Donc, en résumé, les querelles littéraires se bornent à ceci : lutte de l’hypocrisie humaine contre la sincérité du miroir, ou exaspération du lecteur contre le tempérament particulier de l’écrivain.
En général, nos vices ou nos défauts préférés sont ceux dont l’image nous blesse le plus, vérité constatée par cet autre adage : « On ne parle pas de corde dans la maison d’un pendu. »
Je pourrais citer beaucoup d’exemples. Je m’en abstiendrai. Je reviens au livre de M. Camille Lemonnier.
J’ai dit que ce livre était un poème. Tout se passe, en effet, dans une atmosphère poétique très sensible et très puissante. Les arbres deviennent des espèces d’êtres ; la forêt semble une sorte de monde animé ; les sèves parlent et chantent ; la chasse acharnée du braconnier est un symbole ; il grandit comme une de ces créations quasi fantastiques de Victor Hugo. Ce sont des luttes d’idées, de puissances animales, de créatures éternelles dans ce bois qui est plus vaste que la création même, et non les simples embuscades d’un petit paysan qui guette un lapin.
Alors comment a-t-on qualifié ce roman de réaliste ?
Uniquement parce qu’on y sent un peu la bête humaine au milieu des senteurs forestières.
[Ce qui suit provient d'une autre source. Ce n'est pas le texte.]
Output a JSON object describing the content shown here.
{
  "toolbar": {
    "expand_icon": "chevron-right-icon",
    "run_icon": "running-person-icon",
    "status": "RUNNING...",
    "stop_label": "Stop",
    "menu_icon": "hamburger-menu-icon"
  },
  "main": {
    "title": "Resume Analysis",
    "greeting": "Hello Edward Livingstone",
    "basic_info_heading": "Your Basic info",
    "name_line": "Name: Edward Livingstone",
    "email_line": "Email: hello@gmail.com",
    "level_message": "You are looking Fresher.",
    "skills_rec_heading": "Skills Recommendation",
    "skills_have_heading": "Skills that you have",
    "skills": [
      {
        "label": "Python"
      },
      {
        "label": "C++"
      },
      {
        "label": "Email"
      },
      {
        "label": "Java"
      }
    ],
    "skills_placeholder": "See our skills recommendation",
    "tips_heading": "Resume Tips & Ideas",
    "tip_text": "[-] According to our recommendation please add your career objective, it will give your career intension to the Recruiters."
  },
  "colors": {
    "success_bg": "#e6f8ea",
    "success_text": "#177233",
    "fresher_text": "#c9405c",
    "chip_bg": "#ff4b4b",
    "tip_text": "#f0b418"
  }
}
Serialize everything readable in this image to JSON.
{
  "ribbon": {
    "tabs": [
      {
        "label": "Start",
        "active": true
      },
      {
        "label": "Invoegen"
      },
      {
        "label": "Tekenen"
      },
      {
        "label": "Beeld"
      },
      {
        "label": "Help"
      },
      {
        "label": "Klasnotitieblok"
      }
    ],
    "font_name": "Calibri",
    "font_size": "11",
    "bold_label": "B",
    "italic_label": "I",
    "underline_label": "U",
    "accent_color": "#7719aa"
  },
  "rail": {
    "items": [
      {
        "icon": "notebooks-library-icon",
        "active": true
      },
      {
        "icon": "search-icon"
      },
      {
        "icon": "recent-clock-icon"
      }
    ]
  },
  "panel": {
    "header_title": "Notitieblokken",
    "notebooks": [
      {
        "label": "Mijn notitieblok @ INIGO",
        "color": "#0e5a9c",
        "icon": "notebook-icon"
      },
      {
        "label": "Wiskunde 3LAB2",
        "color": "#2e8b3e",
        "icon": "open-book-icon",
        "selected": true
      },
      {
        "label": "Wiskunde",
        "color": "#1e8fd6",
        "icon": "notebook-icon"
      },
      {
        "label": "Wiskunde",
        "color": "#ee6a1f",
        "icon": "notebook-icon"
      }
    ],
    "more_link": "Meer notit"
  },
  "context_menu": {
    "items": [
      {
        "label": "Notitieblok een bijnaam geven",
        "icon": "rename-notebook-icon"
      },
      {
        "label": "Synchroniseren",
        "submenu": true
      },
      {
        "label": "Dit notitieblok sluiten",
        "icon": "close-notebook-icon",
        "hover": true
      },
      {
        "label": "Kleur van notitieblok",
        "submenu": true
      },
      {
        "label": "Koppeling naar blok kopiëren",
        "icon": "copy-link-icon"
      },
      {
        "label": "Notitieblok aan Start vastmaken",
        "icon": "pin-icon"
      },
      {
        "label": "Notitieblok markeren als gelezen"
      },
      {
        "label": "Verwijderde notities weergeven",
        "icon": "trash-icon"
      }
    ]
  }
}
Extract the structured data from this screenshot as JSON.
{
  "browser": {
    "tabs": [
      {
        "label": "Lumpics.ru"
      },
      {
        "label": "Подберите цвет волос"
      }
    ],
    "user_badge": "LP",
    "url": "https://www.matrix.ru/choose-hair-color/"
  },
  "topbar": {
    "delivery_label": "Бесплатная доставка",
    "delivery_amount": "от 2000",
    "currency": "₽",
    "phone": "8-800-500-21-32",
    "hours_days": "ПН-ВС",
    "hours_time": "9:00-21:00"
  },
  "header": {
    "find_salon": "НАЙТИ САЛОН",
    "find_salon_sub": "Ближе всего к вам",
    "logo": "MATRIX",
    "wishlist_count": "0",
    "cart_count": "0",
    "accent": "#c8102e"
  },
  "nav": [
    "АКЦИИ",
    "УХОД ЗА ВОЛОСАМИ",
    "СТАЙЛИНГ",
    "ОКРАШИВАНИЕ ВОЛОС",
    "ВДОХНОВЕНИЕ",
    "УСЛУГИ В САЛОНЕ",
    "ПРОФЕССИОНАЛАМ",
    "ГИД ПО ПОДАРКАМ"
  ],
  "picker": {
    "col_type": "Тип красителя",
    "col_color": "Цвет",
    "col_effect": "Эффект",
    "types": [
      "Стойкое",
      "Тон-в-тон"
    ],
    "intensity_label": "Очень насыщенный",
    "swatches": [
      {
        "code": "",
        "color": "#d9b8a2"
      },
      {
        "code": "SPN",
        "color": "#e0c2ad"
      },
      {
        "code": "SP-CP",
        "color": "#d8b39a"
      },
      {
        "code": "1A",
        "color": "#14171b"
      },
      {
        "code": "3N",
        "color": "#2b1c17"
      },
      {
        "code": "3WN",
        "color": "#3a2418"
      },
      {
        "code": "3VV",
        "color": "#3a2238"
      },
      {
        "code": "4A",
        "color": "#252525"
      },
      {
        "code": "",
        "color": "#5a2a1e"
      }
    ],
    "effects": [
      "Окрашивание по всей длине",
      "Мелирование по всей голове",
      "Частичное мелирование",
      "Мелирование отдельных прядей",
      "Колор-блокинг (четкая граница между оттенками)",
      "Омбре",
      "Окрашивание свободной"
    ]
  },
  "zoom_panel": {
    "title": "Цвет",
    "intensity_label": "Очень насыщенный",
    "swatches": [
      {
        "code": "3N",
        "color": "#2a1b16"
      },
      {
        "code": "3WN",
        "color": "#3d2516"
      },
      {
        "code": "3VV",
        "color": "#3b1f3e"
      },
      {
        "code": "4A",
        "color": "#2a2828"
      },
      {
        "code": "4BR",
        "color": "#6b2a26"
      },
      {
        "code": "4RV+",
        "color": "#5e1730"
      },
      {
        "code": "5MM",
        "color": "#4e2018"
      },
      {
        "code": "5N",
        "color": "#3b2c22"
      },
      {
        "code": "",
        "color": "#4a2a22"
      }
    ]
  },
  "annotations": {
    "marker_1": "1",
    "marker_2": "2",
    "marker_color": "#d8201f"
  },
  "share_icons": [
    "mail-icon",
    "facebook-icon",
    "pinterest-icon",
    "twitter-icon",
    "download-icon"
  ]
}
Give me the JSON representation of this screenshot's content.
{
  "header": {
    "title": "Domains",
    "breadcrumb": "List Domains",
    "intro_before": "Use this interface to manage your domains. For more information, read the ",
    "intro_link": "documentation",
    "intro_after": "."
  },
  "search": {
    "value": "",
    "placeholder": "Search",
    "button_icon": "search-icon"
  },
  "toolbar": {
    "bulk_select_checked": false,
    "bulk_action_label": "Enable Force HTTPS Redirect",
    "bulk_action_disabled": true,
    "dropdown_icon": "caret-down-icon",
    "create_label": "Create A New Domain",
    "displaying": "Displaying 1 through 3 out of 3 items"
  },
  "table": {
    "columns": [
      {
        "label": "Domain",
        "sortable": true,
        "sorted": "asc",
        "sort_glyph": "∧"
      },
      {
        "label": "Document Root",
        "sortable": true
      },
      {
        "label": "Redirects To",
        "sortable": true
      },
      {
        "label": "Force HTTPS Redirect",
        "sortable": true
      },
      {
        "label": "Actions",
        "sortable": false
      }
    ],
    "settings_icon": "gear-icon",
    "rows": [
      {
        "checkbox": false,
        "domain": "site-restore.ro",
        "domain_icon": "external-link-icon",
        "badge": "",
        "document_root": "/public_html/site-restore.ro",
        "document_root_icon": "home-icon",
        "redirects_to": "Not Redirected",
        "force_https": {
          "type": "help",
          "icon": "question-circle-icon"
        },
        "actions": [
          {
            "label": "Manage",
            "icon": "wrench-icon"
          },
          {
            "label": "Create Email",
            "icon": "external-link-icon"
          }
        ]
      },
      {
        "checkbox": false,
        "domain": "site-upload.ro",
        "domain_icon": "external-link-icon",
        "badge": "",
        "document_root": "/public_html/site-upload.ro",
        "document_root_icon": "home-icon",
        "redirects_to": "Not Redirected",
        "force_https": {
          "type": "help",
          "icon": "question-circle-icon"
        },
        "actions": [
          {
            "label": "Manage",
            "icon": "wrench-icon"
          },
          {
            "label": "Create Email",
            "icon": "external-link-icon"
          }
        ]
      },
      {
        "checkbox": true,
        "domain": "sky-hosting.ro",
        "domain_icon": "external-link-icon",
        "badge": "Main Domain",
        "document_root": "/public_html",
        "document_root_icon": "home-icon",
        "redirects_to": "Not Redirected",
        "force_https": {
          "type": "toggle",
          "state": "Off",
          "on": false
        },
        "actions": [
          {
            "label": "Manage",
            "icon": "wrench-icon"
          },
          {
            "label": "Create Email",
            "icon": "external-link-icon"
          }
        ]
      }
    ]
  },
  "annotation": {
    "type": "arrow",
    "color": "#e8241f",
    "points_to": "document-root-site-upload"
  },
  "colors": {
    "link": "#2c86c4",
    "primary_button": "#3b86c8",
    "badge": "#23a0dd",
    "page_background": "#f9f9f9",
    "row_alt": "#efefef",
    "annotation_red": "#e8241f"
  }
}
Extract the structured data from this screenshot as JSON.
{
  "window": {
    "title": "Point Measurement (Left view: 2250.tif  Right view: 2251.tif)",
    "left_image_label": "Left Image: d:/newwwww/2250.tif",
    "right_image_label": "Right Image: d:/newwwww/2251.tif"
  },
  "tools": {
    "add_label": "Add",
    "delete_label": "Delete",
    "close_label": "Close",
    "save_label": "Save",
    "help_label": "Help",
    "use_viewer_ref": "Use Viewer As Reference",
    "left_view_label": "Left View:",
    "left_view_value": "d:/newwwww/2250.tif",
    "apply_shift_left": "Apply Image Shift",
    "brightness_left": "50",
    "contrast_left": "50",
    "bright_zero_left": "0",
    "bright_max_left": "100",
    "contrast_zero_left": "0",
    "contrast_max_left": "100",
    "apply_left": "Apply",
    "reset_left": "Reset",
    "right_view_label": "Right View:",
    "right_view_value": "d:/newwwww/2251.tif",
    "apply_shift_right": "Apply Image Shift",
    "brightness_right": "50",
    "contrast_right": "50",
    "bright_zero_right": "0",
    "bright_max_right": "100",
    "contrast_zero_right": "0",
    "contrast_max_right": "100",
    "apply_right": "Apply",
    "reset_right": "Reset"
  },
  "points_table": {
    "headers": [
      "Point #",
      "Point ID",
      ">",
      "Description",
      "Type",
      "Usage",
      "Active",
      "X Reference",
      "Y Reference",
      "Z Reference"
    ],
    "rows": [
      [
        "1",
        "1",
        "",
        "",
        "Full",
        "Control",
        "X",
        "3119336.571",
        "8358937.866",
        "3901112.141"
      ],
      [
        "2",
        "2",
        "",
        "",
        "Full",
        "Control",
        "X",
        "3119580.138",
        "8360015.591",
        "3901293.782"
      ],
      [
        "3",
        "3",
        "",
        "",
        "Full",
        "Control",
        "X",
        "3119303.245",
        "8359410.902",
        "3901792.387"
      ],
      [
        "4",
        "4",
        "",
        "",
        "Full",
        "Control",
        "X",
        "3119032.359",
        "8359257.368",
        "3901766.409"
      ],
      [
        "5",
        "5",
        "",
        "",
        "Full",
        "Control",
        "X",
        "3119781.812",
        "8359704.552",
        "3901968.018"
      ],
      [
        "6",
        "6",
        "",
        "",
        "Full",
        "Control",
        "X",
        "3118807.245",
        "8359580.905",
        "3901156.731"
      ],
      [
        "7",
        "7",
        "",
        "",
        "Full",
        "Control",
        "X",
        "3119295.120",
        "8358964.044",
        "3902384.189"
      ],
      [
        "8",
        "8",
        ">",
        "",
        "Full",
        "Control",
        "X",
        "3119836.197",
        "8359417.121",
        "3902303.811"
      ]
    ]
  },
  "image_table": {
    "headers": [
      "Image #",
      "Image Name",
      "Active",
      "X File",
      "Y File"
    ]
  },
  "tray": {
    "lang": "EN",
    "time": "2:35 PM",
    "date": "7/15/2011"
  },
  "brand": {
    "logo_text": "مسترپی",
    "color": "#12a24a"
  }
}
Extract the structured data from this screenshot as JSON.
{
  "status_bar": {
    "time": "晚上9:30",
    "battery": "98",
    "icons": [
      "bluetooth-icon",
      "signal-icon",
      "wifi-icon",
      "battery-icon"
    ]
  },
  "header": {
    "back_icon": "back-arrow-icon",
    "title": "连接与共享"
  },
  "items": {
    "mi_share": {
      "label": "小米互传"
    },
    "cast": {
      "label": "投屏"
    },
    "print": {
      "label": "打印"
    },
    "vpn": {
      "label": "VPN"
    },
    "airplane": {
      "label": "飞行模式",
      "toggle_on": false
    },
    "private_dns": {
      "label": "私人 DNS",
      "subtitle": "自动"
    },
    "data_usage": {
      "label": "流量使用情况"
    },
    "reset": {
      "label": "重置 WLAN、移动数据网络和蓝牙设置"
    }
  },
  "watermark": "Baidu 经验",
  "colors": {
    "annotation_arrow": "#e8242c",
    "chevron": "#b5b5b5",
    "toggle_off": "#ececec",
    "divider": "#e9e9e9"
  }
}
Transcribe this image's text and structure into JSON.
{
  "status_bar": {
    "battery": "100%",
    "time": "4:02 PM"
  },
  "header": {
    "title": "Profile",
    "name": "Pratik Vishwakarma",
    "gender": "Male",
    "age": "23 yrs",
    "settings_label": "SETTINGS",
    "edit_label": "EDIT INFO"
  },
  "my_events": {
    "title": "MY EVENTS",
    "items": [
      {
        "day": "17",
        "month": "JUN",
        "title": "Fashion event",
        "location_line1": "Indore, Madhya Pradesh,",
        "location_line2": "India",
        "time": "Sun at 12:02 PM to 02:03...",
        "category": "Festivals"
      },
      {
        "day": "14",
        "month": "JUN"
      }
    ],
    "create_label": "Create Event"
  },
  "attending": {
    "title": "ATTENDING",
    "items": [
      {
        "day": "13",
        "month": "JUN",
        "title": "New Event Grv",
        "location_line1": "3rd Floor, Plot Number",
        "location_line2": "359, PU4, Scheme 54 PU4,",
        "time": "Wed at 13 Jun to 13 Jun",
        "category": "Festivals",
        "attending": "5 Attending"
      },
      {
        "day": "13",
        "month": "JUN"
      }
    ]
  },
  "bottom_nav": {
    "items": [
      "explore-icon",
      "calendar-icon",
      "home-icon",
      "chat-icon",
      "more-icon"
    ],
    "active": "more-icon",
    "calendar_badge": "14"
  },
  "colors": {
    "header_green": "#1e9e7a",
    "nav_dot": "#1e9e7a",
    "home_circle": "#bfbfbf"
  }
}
L’amour simple de ces deux êtres simples se déroule d’une façon normale, passe de l’exaltation à la fatigue chez l’un, tandis qu’il demeure toujours ardent chez l’autre, ainsi que cela a lieu dans la plupart des créatures. La vie est grossie, grandie, étendue, mais non fardée. C’est un chant, soit ; mais il dit tout, ce chant ; les paysans deviennent épiques, mais restent vraisemblables cependant ; ils n’ont point de morale à la Florian, ni de tendresses champêtres à la Deshoulières. Les personnages enfin, ne sont ni sympathiques ni consolants, ainsi que l’entend le bon public.